On 4/28/24 14:40, Claus Aßmann wrote:
> So there is some "screwup device" in front of sendmail?
> It's broken, get rid of it.

I'm not sure that's broken.

I absolutely agree that it's undesired.

Take a look at the 6th paragraph of RFC 5321 section 4.2. It's the 3rd
paragraph before the ABNF that I think you're quoting:

An SMTP client MUST determine its actions only by the reply code, not
by the text (except for the "change of address" 251 and 551 and, if
necessary, 220, 221, and 421 replies); in the general case, any text,
including no text at all (although senders SHOULD NOT send bare
codes), MUST be acceptable.

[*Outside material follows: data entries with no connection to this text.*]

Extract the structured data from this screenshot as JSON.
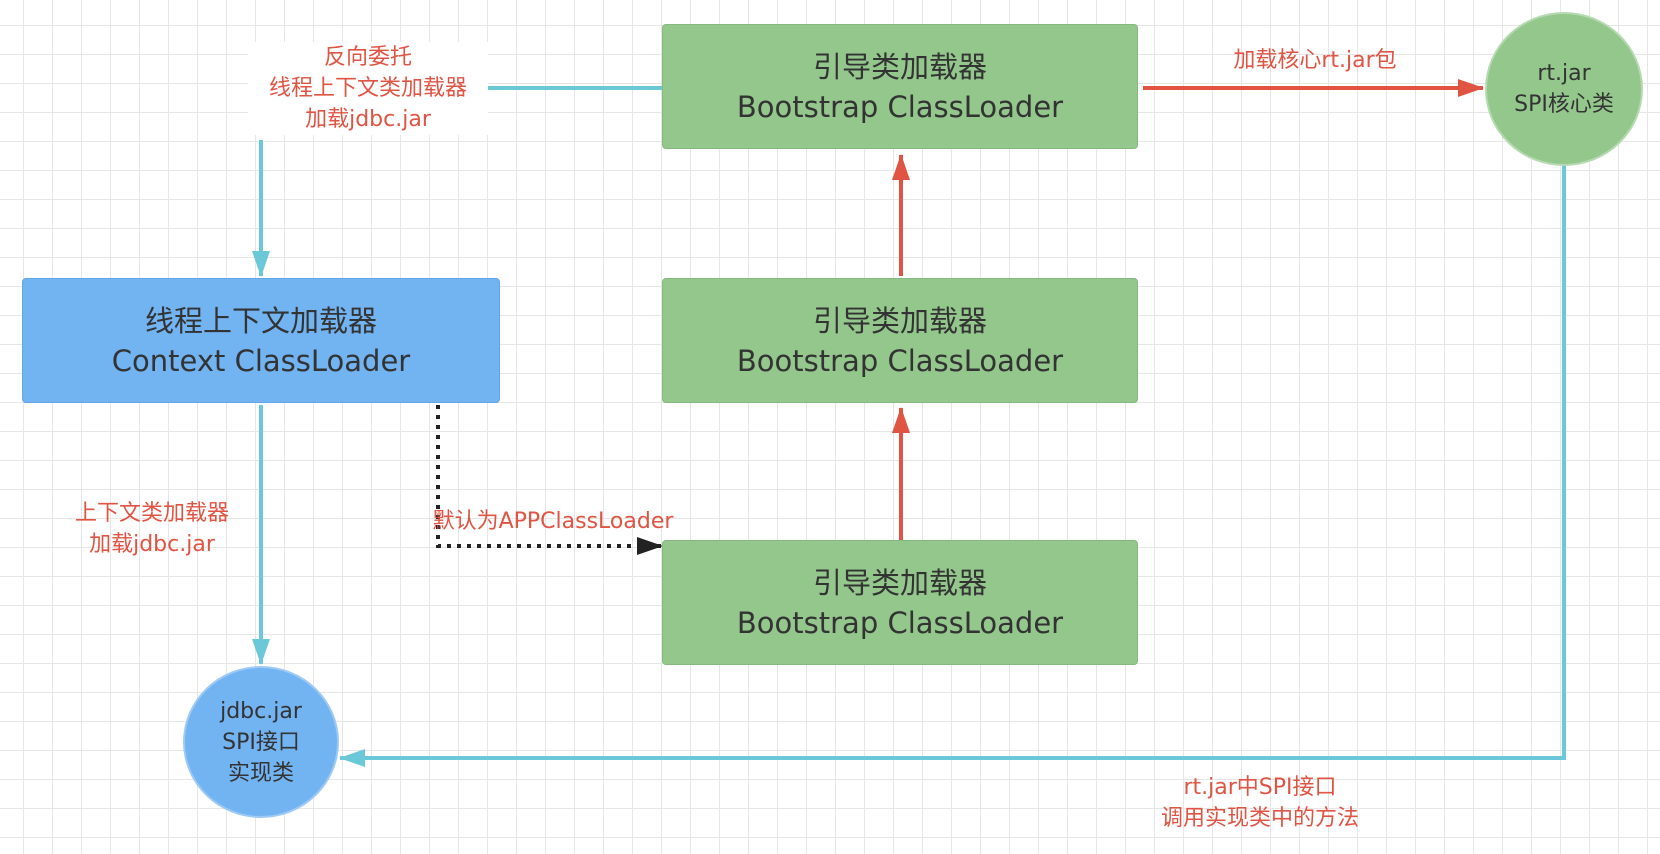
{
  "colors": {
    "green_node": "#93c78c",
    "blue_node": "#72b3f1",
    "red_arrow": "#e05443",
    "cyan_arrow": "#6bc8d8",
    "dotted_arrow": "#222222",
    "label_text": "#e05443"
  },
  "nodes": {
    "bootstrap_top": {
      "line1": "引导类加载器",
      "line2": "Bootstrap ClassLoader"
    },
    "bootstrap_mid": {
      "line1": "引导类加载器",
      "line2": "Bootstrap ClassLoader"
    },
    "bootstrap_bottom": {
      "line1": "引导类加载器",
      "line2": "Bootstrap ClassLoader"
    },
    "context_loader": {
      "line1": "线程上下文加载器",
      "line2": "Context ClassLoader"
    },
    "rt_jar": {
      "line1": "rt.jar",
      "line2": "SPI核心类"
    },
    "jdbc_jar": {
      "line1": "jdbc.jar",
      "line2": "SPI接口",
      "line3": "实现类"
    }
  },
  "labels": {
    "reverse_delegation": {
      "line1": "反向委托",
      "line2": "线程上下文类加载器",
      "line3": "加载jdbc.jar"
    },
    "load_core": "加载核心rt.jar包",
    "context_load": {
      "line1": "上下文类加载器",
      "line2": "加载jdbc.jar"
    },
    "default_app": "默认为APPClassLoader",
    "spi_call": {
      "line1": "rt.jar中SPI接口",
      "line2": "调用实现类中的方法"
    }
  }
}
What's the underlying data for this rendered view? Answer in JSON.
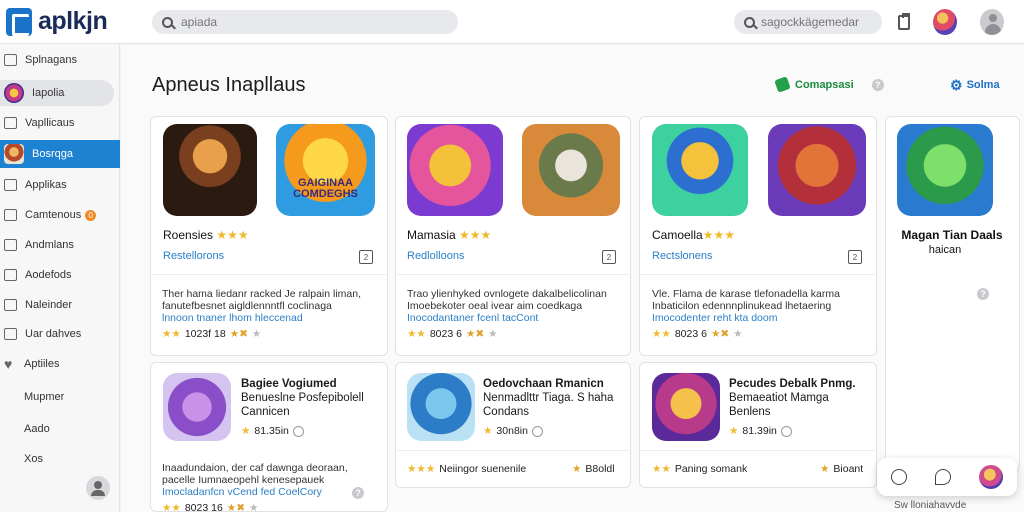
{
  "app": {
    "name": "aplkjn"
  },
  "search": {
    "placeholder": "apiada"
  },
  "search2": {
    "placeholder": "sagockkägemedar"
  },
  "sidebar": {
    "items": [
      {
        "label": "Splnagans"
      },
      {
        "label": "Iapolia"
      },
      {
        "label": "Vapllicaus"
      },
      {
        "label": "Bosrqga"
      },
      {
        "label": "Applikas"
      },
      {
        "label": "Camtenous",
        "badge": "0"
      },
      {
        "label": "Andmlans"
      },
      {
        "label": "Aodefods"
      },
      {
        "label": "Naleinder"
      },
      {
        "label": "Uar dahves"
      },
      {
        "label": "Aptiiles"
      },
      {
        "label": "Mupmer"
      },
      {
        "label": "Aado"
      },
      {
        "label": "Xos"
      }
    ]
  },
  "header": {
    "title": "Apneus Inapllaus",
    "compare_label": "Comapsasi",
    "settings_label": "Solma"
  },
  "cards": [
    {
      "name": "Roensies",
      "rating_stars": "★★★",
      "link": "Restellorons",
      "box": "2",
      "desc_lines": [
        "Ther hama liedanr racked Je ralpain liman,",
        "fanutefbesnet aigldlennntfl coclinaga"
      ],
      "desc_highlight": "lnnoon tnaner lhom hleccenad",
      "meta": "1023f 18",
      "img_text": "GAIGINAA COMDEGHS"
    },
    {
      "name": "Mamasia",
      "rating_stars": "★★★",
      "link": "Redlolloons",
      "box": "2",
      "desc_lines": [
        "Trao ylienhyked ovnlogete dakalbelicolinan",
        "Imoebekoter oeal ivear aim coedkaga"
      ],
      "desc_highlight": "Inocodantaner fcenl tacCont",
      "meta": "8023 6"
    },
    {
      "name": "Camoella",
      "rating_stars": "★★★",
      "link": "Rectslonens",
      "box": "2",
      "desc_lines": [
        "Vle. Flama de karase tlefonadella karma",
        "Inbaticilon edennnplinukead lhetaering"
      ],
      "desc_highlight": "Imocodenter reht kta doom",
      "meta": "8023 6"
    },
    {
      "name": "Magan Tian Daals",
      "sub": "haican"
    }
  ],
  "small_cards": [
    {
      "title_lines": [
        "Bagiee Vogiumed",
        "Benueslne Posfepibolell",
        "Cannicen"
      ],
      "meta": "81.35in",
      "desc_lines": [
        "Inaadundaion, der caf dawnga deoraan,",
        "pacelle Iumnaeopehl kenesepauek"
      ],
      "desc_highlight": "Imocladanfcn vCend fed CoelCory",
      "meta2": "8023 16"
    },
    {
      "title_lines": [
        "Oedovchaan Rmanicn",
        "Nenmadlttr Tiaga. S haha",
        "Condans"
      ],
      "meta": "30n8in",
      "bottom_left": "Neiingor suenenile",
      "bottom_right": "B8oldl"
    },
    {
      "title_lines": [
        "Pecudes Debalk Pnmg.",
        "Bemaeatiot Mamga",
        "Benlens"
      ],
      "meta": "81.39in",
      "bottom_left": "Paning somank",
      "bottom_right": "Bioant"
    }
  ],
  "footer_note": "Sw lloniahavvde"
}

The space (blank) following the reply
code is considered part of the text. Whenever possible, a receiver-
SMTP SHOULD test the first digit (severity indication) of the reply
code.

Specifically:

- An SMTP client MUST determine its actions only by the reply code
- not by the text
- in the general case, any text, including no text at all ... MUST be
acceptable.

So I feel like "***************************************************" is
not an address-literal, but it is definitely "any text". And the actual
value of the text doesn't matter for a greeting.

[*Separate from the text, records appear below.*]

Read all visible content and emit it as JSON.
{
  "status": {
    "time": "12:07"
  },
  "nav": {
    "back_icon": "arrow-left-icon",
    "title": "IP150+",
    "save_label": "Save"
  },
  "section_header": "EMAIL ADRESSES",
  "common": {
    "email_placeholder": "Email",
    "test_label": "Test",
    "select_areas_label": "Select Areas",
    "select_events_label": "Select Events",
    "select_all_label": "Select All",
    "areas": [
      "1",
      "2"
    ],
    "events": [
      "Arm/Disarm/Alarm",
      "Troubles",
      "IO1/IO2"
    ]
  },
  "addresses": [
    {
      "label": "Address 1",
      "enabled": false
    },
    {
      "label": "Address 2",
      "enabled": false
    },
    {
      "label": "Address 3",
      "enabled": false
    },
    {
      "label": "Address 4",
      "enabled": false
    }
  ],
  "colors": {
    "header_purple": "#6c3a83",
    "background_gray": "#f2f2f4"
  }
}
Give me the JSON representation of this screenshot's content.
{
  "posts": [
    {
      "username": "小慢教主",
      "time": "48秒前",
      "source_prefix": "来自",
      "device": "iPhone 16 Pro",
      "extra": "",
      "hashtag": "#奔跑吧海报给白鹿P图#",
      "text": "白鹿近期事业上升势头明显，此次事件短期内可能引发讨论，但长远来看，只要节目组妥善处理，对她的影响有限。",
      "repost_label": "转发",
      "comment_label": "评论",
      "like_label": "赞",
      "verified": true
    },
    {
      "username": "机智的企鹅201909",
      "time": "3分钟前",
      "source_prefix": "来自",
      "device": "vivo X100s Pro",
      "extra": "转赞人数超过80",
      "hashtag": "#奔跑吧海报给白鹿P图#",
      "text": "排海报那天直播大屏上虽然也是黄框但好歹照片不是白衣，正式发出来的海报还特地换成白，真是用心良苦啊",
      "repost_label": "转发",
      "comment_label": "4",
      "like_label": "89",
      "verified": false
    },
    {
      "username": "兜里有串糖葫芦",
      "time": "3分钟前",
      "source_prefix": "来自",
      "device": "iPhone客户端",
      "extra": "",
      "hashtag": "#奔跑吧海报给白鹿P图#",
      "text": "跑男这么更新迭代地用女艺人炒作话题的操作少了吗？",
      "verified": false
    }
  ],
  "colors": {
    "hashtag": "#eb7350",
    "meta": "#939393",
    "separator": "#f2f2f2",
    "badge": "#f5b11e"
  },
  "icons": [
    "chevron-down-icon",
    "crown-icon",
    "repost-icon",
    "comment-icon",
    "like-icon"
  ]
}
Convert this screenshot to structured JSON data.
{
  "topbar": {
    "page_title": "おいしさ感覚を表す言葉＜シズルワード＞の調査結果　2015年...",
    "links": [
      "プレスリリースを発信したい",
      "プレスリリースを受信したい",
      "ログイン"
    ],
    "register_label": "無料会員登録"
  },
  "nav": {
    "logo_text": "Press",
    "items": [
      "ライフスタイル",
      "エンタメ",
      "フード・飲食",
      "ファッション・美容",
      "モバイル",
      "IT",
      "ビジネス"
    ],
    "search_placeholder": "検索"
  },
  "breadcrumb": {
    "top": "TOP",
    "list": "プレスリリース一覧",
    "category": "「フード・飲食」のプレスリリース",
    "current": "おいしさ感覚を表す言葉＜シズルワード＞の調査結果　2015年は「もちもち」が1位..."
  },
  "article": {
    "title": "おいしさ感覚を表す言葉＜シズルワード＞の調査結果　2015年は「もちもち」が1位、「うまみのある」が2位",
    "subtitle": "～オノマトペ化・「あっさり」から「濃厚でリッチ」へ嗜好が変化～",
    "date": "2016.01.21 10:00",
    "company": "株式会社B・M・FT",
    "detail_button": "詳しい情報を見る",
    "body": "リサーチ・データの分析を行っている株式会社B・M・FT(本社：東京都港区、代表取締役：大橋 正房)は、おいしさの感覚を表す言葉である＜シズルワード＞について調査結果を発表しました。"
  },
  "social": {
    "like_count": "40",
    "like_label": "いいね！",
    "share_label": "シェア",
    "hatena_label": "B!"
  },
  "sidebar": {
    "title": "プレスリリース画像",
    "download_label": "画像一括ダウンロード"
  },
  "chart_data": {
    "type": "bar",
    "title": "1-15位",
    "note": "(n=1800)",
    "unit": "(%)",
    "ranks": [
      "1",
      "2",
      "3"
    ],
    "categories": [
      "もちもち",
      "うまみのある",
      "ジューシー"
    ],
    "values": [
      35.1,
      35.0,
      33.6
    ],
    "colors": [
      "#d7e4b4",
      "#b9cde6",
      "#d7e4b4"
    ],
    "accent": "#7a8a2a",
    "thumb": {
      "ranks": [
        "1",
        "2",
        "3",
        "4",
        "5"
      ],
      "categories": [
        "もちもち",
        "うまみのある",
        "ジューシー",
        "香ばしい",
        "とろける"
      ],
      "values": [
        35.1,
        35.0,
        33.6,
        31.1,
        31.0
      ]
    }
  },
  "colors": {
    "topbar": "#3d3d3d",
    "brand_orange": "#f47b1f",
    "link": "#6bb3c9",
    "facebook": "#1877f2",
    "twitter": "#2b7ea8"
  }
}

IMHO the only thing that actually matters is the "2", "2", "0", and " ".

As much as I dislike SMTP $&#*up I don't think that it is actually a
problem. I've seen email flow through such $&#*up many times before.

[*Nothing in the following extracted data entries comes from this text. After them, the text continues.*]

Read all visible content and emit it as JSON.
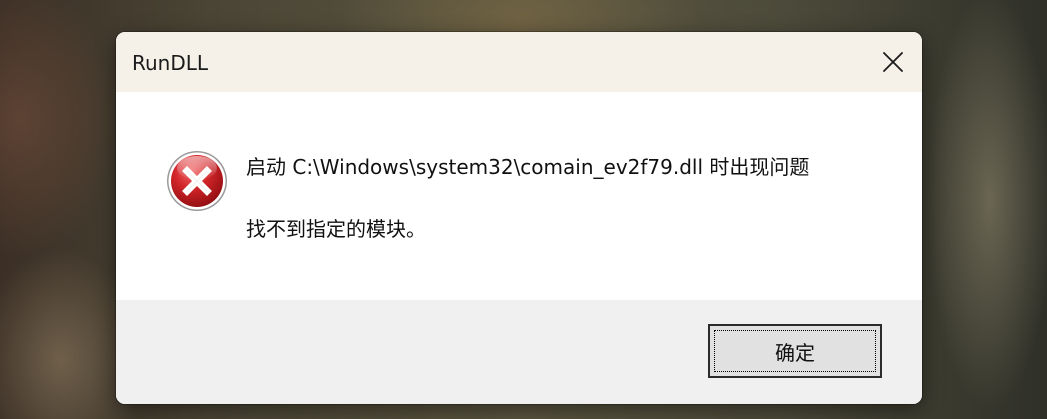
{
  "window": {
    "title": "RunDLL"
  },
  "message": {
    "line1": "启动 C:\\Windows\\system32\\comain_ev2f79.dll 时出现问题",
    "line2": "找不到指定的模块。"
  },
  "buttons": {
    "ok_label": "确定"
  },
  "icons": {
    "error": "error-icon",
    "close": "close-icon"
  },
  "colors": {
    "error_red": "#c8151b",
    "titlebar": "#f5f1e8",
    "content_bg": "#ffffff",
    "footer_bg": "#f0f0f0"
  }
}
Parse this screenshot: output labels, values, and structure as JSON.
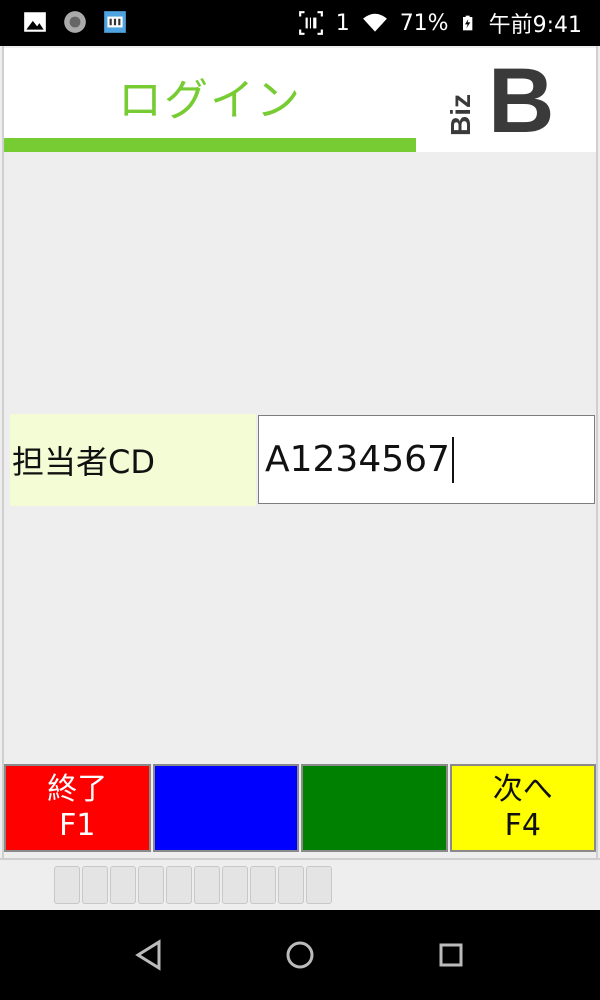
{
  "status_bar": {
    "battery_text": "71%",
    "time": "午前9:41",
    "signal_label": "1"
  },
  "header": {
    "title": "ログイン",
    "title_color": "#77cc33",
    "logo": {
      "vertical_text": "Biz",
      "big_letter": "B"
    }
  },
  "form": {
    "field_label": "担当者CD",
    "field_value": "A1234567"
  },
  "function_keys": [
    {
      "line1": "終了",
      "line2": "F1",
      "color": "#ff0000"
    },
    {
      "line1": "",
      "line2": "",
      "color": "#0000ff"
    },
    {
      "line1": "",
      "line2": "",
      "color": "#008000"
    },
    {
      "line1": "次へ",
      "line2": "F4",
      "color": "#ffff00"
    }
  ]
}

I don't have the time much less mental fortitude to chase the ABNF that
encodes this. But if this was the last line of a multi-line reply, I
believe '"220" [ SP textstring ] CRLF' ABNF accounts for this.

--
Grant. . . .

On 4/28/24 17:00, Grant Taylor wrote:
> Take a look at the 6th paragraph of RFC 5321 section 4.2.  It's the 3rd
> paragraph before the ABNF that I think you're quoting:

%s/3rd paragraph before the ABNF/3rd paragraph *AFTER* the ABNF/

--
Grant. . . .

HQuest wrote:
>> So there is some "screwup device" in front of sendmail?
>> It's broken, get rid of it.
>> 220 ***************************************************
>> That's an obvious violation of the RFC:
>> Greeting = ( "220 " (Domain / address-literal)
> Odd - the obfuscation ("Mask server banner") is shown as disabled, but still being enforced. Can confirm via a packet capture from the external border router.

Seems everywhere I look I find new security appliances. We identified the one with the obfuscation feature enabled and managed to get approval for disabling it. I still don't receive emails from Proofpoint, but this have fixed delivery issues with another provider (Mailchimp). Acceptable or not (as per a separate brief discussion), this is now up to our IS group to decide if a working solution outweigh their paranoia.

I'll continue to dig into this, now with some technical help from other manufacturers. The last bug search has raised many concerns.